Home » » The Mandibles: A Family, 2029-2047 by Lionel Shriver – a vibrant vision of America in decline

The Mandibles: A Family, 2029-2047 by Lionel Shriver – a vibrant vision of America in decline

Written By Unknown on Wednesday, May 18, 2016 | 11:11 AM

A super-rich Manhattan family shows its will to survive as the dollar collapses

There are plenty of zippy novels about the end of the world, but Lionel Shriver has had a different idea. The devastation in The Mandibles is monetary – its effect is to destroy the US economy so completely that the impoverished hordes are fleeing to Mexico. The formerly wealthy, who had installed themselves in France, must now go home because the almighty dollar is worth nothing, replaced as the international currency by the “bancor”. Your head may be spinning, because the details of finance are more abstruse than nuclear exchange, asteroid impacts or the second coming, but as she follows her characters through sufferings and accommodations, Shriver manages to make her case – that civilisation is a delicate network and what we have, even if that is only toilet paper and socks, is precious.

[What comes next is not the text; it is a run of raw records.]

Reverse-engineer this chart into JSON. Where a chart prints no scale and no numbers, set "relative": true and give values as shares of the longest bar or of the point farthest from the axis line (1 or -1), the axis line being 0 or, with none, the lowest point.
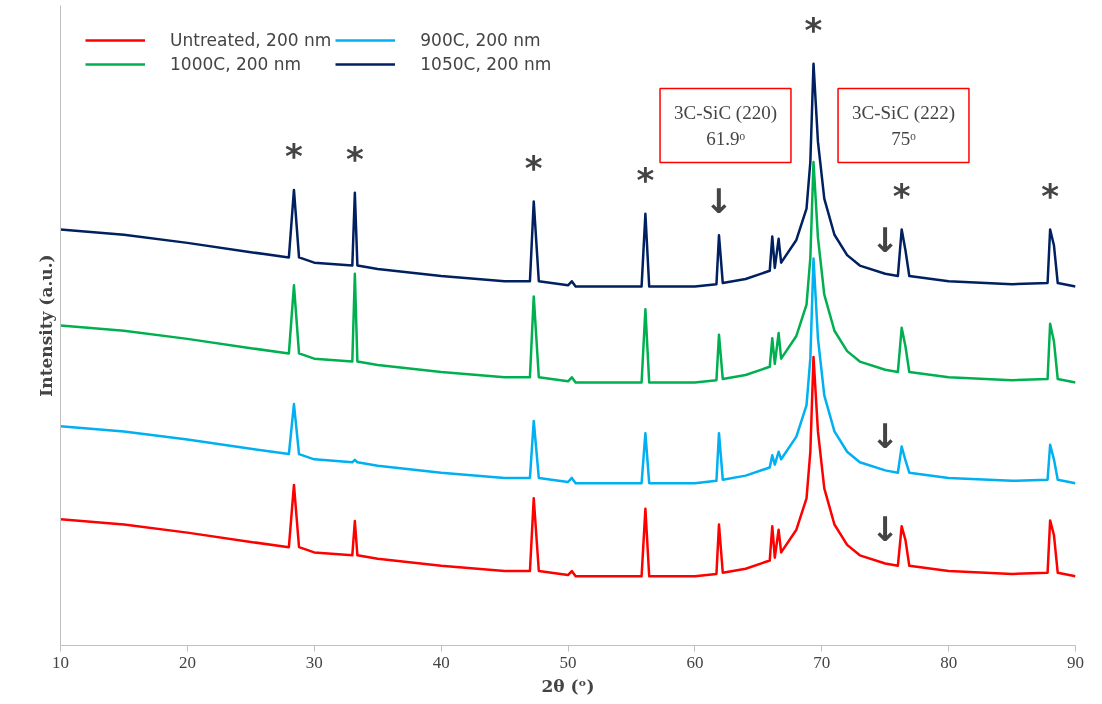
{
  "chart_data": {
    "type": "line",
    "relative": true,
    "xlabel": "2θ (ᵒ)",
    "ylabel": "Intensity (a.u.)",
    "xlim": [
      10,
      90
    ],
    "xticks": [
      10,
      20,
      30,
      40,
      50,
      60,
      70,
      80,
      90
    ],
    "grid": false,
    "legend": "top left",
    "marker": "none",
    "line_style": "solid",
    "x": [
      10,
      15,
      20,
      25,
      28,
      28.4,
      28.8,
      30,
      33,
      33.2,
      33.4,
      35,
      40,
      45,
      47,
      47.3,
      47.7,
      50,
      50.3,
      50.6,
      55.8,
      56.1,
      56.4,
      60,
      61.7,
      61.9,
      62.2,
      64,
      65.9,
      66.1,
      66.3,
      66.6,
      66.8,
      68,
      68.8,
      69.1,
      69.35,
      69.7,
      70.2,
      71,
      72,
      73,
      75,
      76,
      76.3,
      76.6,
      76.9,
      80,
      85,
      87.8,
      88,
      88.3,
      88.6,
      90
    ],
    "series": [
      {
        "name": "Untreated, 200 nm",
        "color": "#ff0000",
        "values": [
          0.217,
          0.208,
          0.194,
          0.178,
          0.169,
          0.276,
          0.169,
          0.16,
          0.155,
          0.214,
          0.155,
          0.149,
          0.137,
          0.128,
          0.128,
          0.253,
          0.128,
          0.121,
          0.128,
          0.119,
          0.119,
          0.235,
          0.119,
          0.119,
          0.123,
          0.208,
          0.125,
          0.132,
          0.146,
          0.205,
          0.151,
          0.199,
          0.16,
          0.199,
          0.253,
          0.333,
          0.496,
          0.368,
          0.27,
          0.208,
          0.173,
          0.155,
          0.141,
          0.137,
          0.205,
          0.181,
          0.137,
          0.128,
          0.123,
          0.125,
          0.215,
          0.19,
          0.125,
          0.119
        ]
      },
      {
        "name": "900C, 200 nm",
        "color": "#00b0f0",
        "values": [
          0.377,
          0.368,
          0.354,
          0.338,
          0.329,
          0.415,
          0.329,
          0.32,
          0.315,
          0.319,
          0.315,
          0.309,
          0.297,
          0.288,
          0.288,
          0.386,
          0.288,
          0.281,
          0.288,
          0.279,
          0.279,
          0.365,
          0.279,
          0.279,
          0.283,
          0.365,
          0.285,
          0.292,
          0.306,
          0.327,
          0.311,
          0.333,
          0.32,
          0.359,
          0.413,
          0.493,
          0.665,
          0.528,
          0.43,
          0.368,
          0.333,
          0.315,
          0.301,
          0.297,
          0.342,
          0.318,
          0.297,
          0.288,
          0.283,
          0.285,
          0.345,
          0.32,
          0.285,
          0.279
        ]
      },
      {
        "name": "1000C, 200 nm",
        "color": "#00b050",
        "values": [
          0.55,
          0.541,
          0.527,
          0.511,
          0.502,
          0.619,
          0.502,
          0.493,
          0.488,
          0.639,
          0.488,
          0.482,
          0.47,
          0.461,
          0.461,
          0.6,
          0.461,
          0.454,
          0.461,
          0.452,
          0.452,
          0.578,
          0.452,
          0.452,
          0.456,
          0.534,
          0.458,
          0.465,
          0.479,
          0.528,
          0.484,
          0.537,
          0.493,
          0.532,
          0.586,
          0.666,
          0.831,
          0.701,
          0.603,
          0.541,
          0.506,
          0.488,
          0.474,
          0.47,
          0.546,
          0.514,
          0.47,
          0.461,
          0.456,
          0.458,
          0.553,
          0.523,
          0.458,
          0.452
        ]
      },
      {
        "name": "1050C, 200 nm",
        "color": "#002060",
        "values": [
          0.715,
          0.706,
          0.692,
          0.676,
          0.667,
          0.783,
          0.667,
          0.658,
          0.653,
          0.778,
          0.653,
          0.647,
          0.635,
          0.626,
          0.626,
          0.763,
          0.626,
          0.619,
          0.626,
          0.617,
          0.617,
          0.742,
          0.617,
          0.617,
          0.621,
          0.705,
          0.623,
          0.63,
          0.644,
          0.703,
          0.649,
          0.699,
          0.658,
          0.697,
          0.751,
          0.831,
          1.0,
          0.866,
          0.768,
          0.706,
          0.671,
          0.653,
          0.639,
          0.635,
          0.715,
          0.679,
          0.635,
          0.626,
          0.621,
          0.623,
          0.715,
          0.688,
          0.623,
          0.617
        ]
      }
    ],
    "annotations": [
      {
        "text": "*",
        "x": 28.4,
        "y": 0.783
      },
      {
        "text": "*",
        "x": 33.2,
        "y": 0.778
      },
      {
        "text": "*",
        "x": 47.3,
        "y": 0.763
      },
      {
        "text": "*",
        "x": 56.1,
        "y": 0.742
      },
      {
        "text": "*",
        "x": 69.35,
        "y": 1.0
      },
      {
        "text": "*",
        "x": 76.3,
        "y": 0.715
      },
      {
        "text": "*",
        "x": 88,
        "y": 0.715
      },
      {
        "text": "↓",
        "x": 61.9,
        "y": 0.705
      },
      {
        "text": "↓",
        "x": 75,
        "y": 0.639
      },
      {
        "text": "↓",
        "x": 75,
        "y": 0.301
      },
      {
        "text": "↓",
        "x": 75,
        "y": 0.141
      },
      "3C-SiC (220)\n61.9ᵒ",
      "3C-SiC (222)\n75ᵒ"
    ]
  }
}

To begin with, the Mandibles are a prosperous Manhattanite bunch. “Great Grand Man” has an old-style fortune with its roots in manufacturing; his daughter, Enola, is a prominent author; and his son-in-law, Lowell, is an economist at Georgetown. Only his granddaughter Florence hasn’t really made it – she works at a homeless shelter and lives with Esteban, who works in an old folks’ home. The hard-to-handle cousin, Jarred, is a farmer upstate. The character who comes the closest to being Shriver’s protagonist is Florence’s son, Willing, 13 when the novel opens in 2029. He is simultaneously a snarky teenager and the most observant and perceptive commenter on the onslaught of misfortunes. He is well-intentioned, but will act outside the law if he has to.